Performance is measured in multiple ways, which also depends on the model. Right now we have logistic regression, random forest and gradient boosted trees.

  1. Focal prediction - thanks to the leave-one-out approach, we can use the model to predict class on focal as its values were not used in the training (beside spatial dependency leakage). We use this to measure score, precision, recall... (see here)
  2. Out-of-bag score - For RF, we can get OOB predictions which are fetched from all individual models, concatenated and used as a single array of predictions against relevant true values. (here).
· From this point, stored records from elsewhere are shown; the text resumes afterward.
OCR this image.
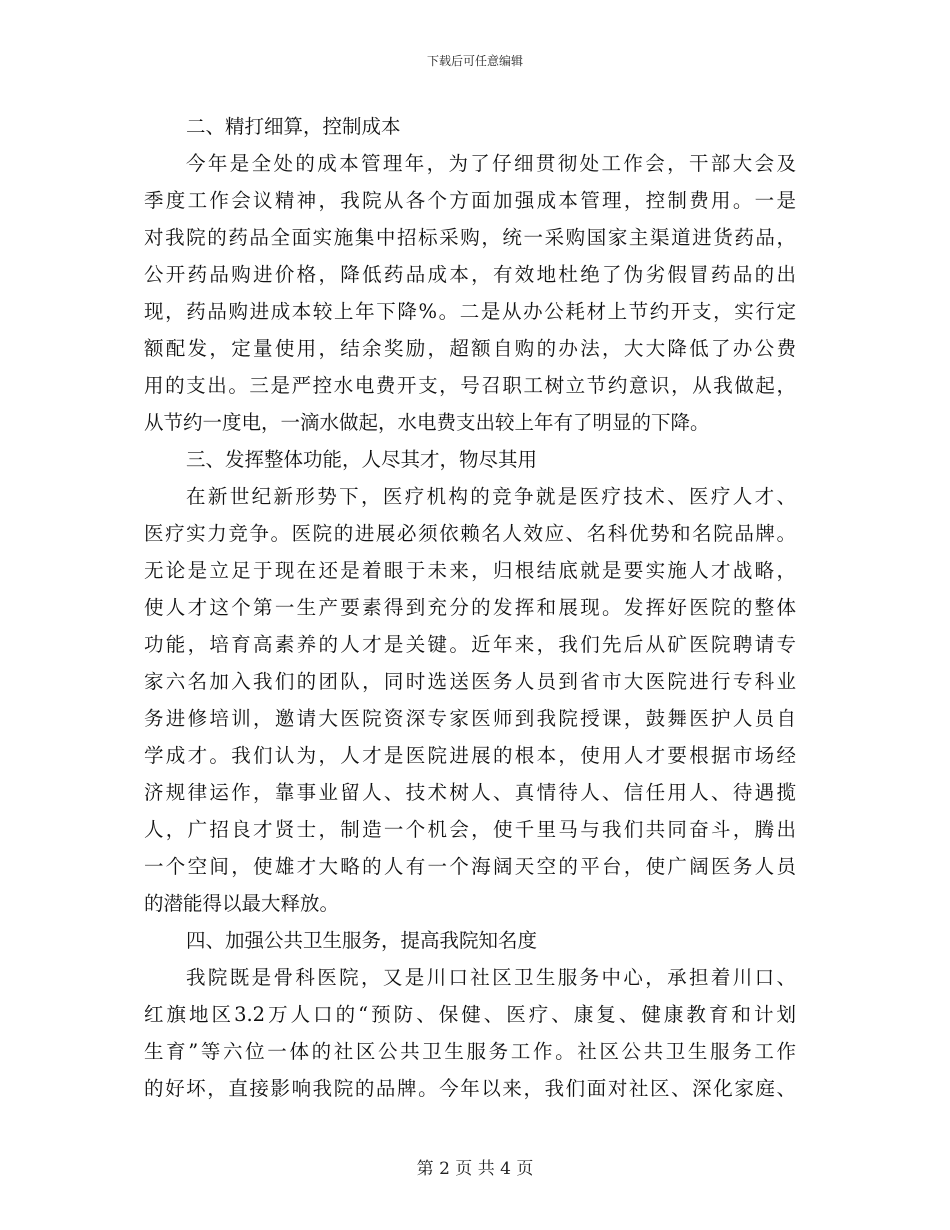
下载后可任意编辑
二、精打细算，控制成本
今年是全处的成本管理年，为了仔细贯彻处工作会，干部大会及
季度工作会议精神，我院从各个方面加强成本管理，控制费用。一是
对我院的药品全面实施集中招标采购，统一采购国家主渠道进货药品，
公开药品购进价格，降低药品成本，有效地杜绝了伪劣假冒药品的出
现，药品购进成本较上年下降%。二是从办公耗材上节约开支，实行定
额配发，定量使用，结余奖励，超额自购的办法，大大降低了办公费
用的支出。三是严控水电费开支，号召职工树立节约意识，从我做起，
从节约一度电，一滴水做起，水电费支出较上年有了明显的下降。
三、发挥整体功能，人尽其才，物尽其用
在新世纪新形势下，医疗机构的竞争就是医疗技术、医疗人才、
医疗实力竞争。医院的进展必须依赖名人效应、名科优势和名院品牌。
无论是立足于现在还是着眼于未来，归根结底就是要实施人才战略，
使人才这个第一生产要素得到充分的发挥和展现。发挥好医院的整体
功能，培育高素养的人才是关键。近年来，我们先后从矿医院聘请专
家六名加入我们的团队，同时选送医务人员到省市大医院进行专科业
务进修培训，邀请大医院资深专家医师到我院授课，鼓舞医护人员自
学成才。我们认为，人才是医院进展的根本，使用人才要根据市场经
济规律运作，靠事业留人、技术树人、真情待人、信任用人、待遇揽
人，广招良才贤士，制造一个机会，使千里马与我们共同奋斗，腾出
一个空间，使雄才大略的人有一个海阔天空的平台，使广阔医务人员
的潜能得以最大释放。
四、加强公共卫生服务，提高我院知名度
我院既是骨科医院，又是川口社区卫生服务中心，承担着川口、
红旗地区3.2万人口的“预防、保健、医疗、康复、健康教育和计划
生育”等六位一体的社区公共卫生服务工作。社区公共卫生服务工作
的好坏，直接影响我院的品牌。今年以来，我们面对社区、深化家庭、
第 2 页 共 4 页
Given this is pulled from individual models, we can report global metrics as well as local metrics. (here)
  3. Feature importances - Each local model (if RF or GB) has an array of feature importances
  4. For logistic regression, we are pulling all the arrays from individual models with modelled predictions and measure performance based on those in a similar way we do for OOB data. (here and then here). So both global (concat data) and local.
  5. LR also returns all local coefficients and intercepts.

Prediction is implemented both as predict_proba and predict, though there might be some changes to how it works. Right now, we get a location, build a kernel to identify all the models within the bandwidth and their weights. Then we do the prediction using all of these models and report a weighted average. (here). Geogranos et al also combine this with a prediction from a global model, which we don't do at the moment.

@TaylorOshan do you think this makes sense or are we doing something we should not here? :D it is perfectly possible.

Also, I have not found anything on using classification models within the GW context, are you aware of anything? Thanks!